WASHINGTON - Human-caused global warming is here - visible in the air, water and melting ice - and is destined to get much worse in the future, an authoritative global scientific report will warn next week.
"The smoking gun is definitely lying on the table as we speak," said top U.S. climate scientist Jerry Mahlman, who reviewed all 1,600 pages of the first segment of a giant four-part report. "The evidence ... is compelling."
The first phase of the Intergovernmental Panel on Climate Change is being released in Paris next week. This segment, written by more than 600 scientists and reviewed by another 600 experts and edited by bureaucrats from 154 countries, includes "a significantly expanded discussion of observation on the climate," said co-chair Susan Solomon a senior scientist for the U.S. National Oceanic and Atmospheric Administration. She and other scientists held a telephone briefing on the report Monday.
That report will feature an "explosion of new data" on observations of current global warming, Solomon said.
Solomon and others wouldn't go into specifics about what the report says. They said that the 12-page summary for policy-makers will be edited in secret word-by-word by governments officials for several days next week and released to the public on Feb. 2. The rest of that first report from scientists will come out months later.
The full report will be issued in four phases over the year, as was the case with the last IPCC report, issued in 2001.
Global warming is "happening now, it's very obvious," said Mahlman, a former director of NOAA's Geophysical Fluid Dynamics Lab who lives in Boulder, Colo. "When you look at the temperature of the Earth, it's pretty much a no-brainer."
Look for an "iconic statement" - a simple but strong and unequivocal summary - on how global warming is now occurring, said one of the authors, Kevin Trenberth, director of climate analysis at the National Center for Atmospheric Research, also in Boulder.
The February report will have "much stronger evidence now of human actions on the change in climate that's taken place," Rajendra Pachauri told the AP in November. Pachauri, an Indian climatologist, is the head of the international climate change panel.
An early version of the ever-changing draft report said "observations of coherent warming in the global atmosphere, in the ocean, and in snow and ice now provide stronger joint evidence of warming."
And the early draft adds: "An increasing body of evidence suggests a discernible human influence on other aspects of climate including sea ice, heat waves and other extremes, circulation, storm tracks and precipitation."

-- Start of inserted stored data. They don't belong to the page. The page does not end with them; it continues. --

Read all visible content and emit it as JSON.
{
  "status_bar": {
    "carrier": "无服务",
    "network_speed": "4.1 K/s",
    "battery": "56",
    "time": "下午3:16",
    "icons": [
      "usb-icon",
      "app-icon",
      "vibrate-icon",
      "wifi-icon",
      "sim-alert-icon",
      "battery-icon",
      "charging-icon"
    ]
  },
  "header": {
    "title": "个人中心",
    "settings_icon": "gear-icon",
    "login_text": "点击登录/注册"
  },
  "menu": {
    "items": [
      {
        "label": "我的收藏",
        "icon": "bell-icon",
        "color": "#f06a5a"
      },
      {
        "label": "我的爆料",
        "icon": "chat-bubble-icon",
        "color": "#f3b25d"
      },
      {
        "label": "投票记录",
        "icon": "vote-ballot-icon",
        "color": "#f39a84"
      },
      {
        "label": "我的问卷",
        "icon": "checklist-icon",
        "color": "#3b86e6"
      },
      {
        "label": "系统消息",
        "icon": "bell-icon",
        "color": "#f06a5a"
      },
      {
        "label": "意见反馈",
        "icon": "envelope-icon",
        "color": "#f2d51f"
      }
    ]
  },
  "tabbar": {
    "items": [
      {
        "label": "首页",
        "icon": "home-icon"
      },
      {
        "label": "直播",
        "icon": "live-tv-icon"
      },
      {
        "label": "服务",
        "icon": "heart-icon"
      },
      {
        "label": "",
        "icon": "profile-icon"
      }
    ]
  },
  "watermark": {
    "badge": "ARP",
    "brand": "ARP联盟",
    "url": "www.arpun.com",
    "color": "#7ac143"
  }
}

The world's global average temperature has risen about 0.66 degrees Celsius from 1901 to 2005. The two warmest years on record for the world were 2005 and 1998. Last year was the hottest year on record for the United States.
The report will draw on already published peer-review science. Some recent scientific studies show that temperatures are the hottest in thousands of years, especially during the last 30 years; ice sheets in Greenland in the past couple years have shown a dramatic melting; and sea levels are rising and doing so at a faster rate in the past decade.
Also, the second part of the international climate panel's report - to be released in April - will for the first time feature a blockbuster chapter on how global warming is already changing health, species, engineering and food production, said NASA scientist Cynthia Rosenzweig, author of that chapter.
As confident as scientists are about the global warming effects that they've already documented, they are as gloomy about the future and even hotter weather and higher sea level rises. Predictions for the future of global warming in the report are based on 19 computer models, about twice as many as in the past, Solomon said.
In 2001, the panel said the world's average temperature would increase somewhere between about 1.4 and 5.8 degrees Celsius and the sea level would rise between 10 and 89 centimetres by the year 2100. The 2007 report will likely have a smaller range of numbers for both predictions, Pachauri and other scientists said.
The future is bleak, scientists said.
"We have barely started down this path," said chapter co-author Richard Alley of Penn State University.